Minha mãe preparava refeições para um morador de rua que vivia atrás da nossa casa havia 20 anos. No dia seguinte à sua morte, ele pegou minhas mãos nas suas e disse algo que mudou minha vida.

Eu achava que minha mãe tinha passado vinte anos preferindo um mendigo a mim. Mesmo depois da morte dela, continuei alimentando o Victor só porque tinha prometido a ela que faria isso. Mas quando ele me mostrou o medalhão que estava faltando, entendi que a mamãe não estava escondendo a bondade dela de mim. Ela estava escondendo a família dela de mim.

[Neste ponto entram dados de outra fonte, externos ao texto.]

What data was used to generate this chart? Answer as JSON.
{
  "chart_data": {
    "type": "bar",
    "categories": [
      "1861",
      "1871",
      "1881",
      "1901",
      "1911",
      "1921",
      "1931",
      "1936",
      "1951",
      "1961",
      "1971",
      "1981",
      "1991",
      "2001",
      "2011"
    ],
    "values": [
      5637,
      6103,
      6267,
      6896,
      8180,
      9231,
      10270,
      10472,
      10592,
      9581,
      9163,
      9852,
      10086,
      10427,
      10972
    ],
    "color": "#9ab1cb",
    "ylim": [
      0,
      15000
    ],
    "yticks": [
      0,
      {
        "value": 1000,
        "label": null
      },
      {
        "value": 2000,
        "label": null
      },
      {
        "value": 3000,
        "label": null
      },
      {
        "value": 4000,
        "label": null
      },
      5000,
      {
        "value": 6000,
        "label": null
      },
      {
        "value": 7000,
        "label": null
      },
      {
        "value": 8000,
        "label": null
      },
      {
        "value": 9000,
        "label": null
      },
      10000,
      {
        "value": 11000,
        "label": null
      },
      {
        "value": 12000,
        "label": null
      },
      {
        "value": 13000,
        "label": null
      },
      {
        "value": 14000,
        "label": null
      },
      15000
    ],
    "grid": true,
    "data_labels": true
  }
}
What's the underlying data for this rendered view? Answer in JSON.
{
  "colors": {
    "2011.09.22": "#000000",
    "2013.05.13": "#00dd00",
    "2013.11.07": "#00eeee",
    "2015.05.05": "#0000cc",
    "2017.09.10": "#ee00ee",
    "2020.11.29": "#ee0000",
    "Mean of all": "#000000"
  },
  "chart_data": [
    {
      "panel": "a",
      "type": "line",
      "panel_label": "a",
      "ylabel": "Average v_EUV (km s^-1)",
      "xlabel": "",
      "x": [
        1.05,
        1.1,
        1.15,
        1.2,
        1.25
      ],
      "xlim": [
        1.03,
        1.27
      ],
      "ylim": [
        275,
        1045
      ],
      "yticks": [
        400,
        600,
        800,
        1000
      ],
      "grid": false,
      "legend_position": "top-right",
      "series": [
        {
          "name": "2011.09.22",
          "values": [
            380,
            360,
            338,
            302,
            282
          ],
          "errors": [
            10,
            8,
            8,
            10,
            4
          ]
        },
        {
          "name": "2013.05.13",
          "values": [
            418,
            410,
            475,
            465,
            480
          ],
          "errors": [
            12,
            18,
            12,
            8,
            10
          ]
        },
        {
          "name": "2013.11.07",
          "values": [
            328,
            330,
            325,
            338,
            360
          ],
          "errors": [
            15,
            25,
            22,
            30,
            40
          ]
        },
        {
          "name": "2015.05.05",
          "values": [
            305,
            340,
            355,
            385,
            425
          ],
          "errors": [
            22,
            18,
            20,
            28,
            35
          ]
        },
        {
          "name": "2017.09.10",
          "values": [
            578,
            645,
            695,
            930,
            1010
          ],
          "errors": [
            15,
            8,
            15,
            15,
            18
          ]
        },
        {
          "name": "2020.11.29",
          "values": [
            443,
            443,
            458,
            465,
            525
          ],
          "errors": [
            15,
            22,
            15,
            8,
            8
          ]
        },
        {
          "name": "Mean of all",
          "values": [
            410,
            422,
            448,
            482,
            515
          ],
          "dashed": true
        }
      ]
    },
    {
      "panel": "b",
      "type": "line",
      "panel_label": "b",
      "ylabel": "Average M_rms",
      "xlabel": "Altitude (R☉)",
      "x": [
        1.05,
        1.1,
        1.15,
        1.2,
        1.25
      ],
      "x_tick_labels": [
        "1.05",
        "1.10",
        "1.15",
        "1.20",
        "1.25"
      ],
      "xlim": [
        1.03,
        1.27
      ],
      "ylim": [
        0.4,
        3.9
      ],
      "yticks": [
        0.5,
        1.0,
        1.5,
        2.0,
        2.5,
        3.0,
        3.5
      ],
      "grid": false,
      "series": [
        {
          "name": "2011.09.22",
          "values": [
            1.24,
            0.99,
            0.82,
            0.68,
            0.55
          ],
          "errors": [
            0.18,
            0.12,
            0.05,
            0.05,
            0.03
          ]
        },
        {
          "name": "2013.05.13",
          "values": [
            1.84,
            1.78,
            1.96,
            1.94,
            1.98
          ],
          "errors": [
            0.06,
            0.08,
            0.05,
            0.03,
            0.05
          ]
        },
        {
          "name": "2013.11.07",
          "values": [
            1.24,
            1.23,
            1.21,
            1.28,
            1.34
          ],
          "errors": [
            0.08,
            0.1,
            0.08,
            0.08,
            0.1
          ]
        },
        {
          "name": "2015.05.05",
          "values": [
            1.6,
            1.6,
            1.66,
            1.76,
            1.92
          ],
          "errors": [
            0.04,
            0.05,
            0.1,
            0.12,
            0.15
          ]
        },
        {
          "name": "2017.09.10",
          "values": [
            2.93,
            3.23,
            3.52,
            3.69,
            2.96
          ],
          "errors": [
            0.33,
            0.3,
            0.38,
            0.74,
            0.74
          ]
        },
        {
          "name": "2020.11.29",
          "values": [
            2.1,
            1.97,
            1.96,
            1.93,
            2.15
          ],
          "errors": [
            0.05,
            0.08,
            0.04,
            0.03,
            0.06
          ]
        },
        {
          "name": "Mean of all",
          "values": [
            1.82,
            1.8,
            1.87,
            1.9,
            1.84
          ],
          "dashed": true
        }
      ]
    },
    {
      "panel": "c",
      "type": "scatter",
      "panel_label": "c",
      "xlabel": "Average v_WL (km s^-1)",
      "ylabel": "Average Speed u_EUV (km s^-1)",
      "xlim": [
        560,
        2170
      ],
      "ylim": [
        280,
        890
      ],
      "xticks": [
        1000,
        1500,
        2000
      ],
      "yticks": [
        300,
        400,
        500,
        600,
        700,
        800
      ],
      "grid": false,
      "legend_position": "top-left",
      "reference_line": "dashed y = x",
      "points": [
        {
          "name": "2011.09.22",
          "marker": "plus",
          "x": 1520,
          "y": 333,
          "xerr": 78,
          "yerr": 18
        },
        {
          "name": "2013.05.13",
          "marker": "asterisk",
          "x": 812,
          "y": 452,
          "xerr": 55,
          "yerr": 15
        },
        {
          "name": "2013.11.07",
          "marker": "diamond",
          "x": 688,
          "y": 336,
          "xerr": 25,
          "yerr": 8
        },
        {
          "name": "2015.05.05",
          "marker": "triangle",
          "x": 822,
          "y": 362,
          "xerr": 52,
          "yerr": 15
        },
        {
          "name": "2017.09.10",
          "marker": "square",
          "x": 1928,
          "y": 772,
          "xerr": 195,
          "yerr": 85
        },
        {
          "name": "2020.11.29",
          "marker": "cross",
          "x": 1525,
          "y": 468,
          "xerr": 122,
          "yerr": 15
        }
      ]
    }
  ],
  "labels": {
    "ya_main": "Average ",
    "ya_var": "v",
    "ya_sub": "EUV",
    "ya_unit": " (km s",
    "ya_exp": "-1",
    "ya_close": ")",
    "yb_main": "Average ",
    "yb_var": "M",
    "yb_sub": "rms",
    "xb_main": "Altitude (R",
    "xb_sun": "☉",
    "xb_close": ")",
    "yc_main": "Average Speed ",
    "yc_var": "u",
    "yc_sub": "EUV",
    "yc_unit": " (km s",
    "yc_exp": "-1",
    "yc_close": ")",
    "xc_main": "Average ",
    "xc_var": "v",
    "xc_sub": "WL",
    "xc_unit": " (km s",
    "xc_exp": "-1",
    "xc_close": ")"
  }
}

No dia seguinte ao funeral da minha mãe, o sem-teto que morava atrás da nossa casa desapareceu.

Durante a maior parte da minha infância, Victor morou atrás da nossa pequena casa alugada, num abrigo feito de lonas e pedaços de madeira. Minha mãe o alimentava todos os dias.

Quando voltei com a refeição que ela tanto me implorou para trazer, Victor estava ao lado de um SUV preto, vestindo um casaco limpo e segurando o medalhão de prata da minha mãe.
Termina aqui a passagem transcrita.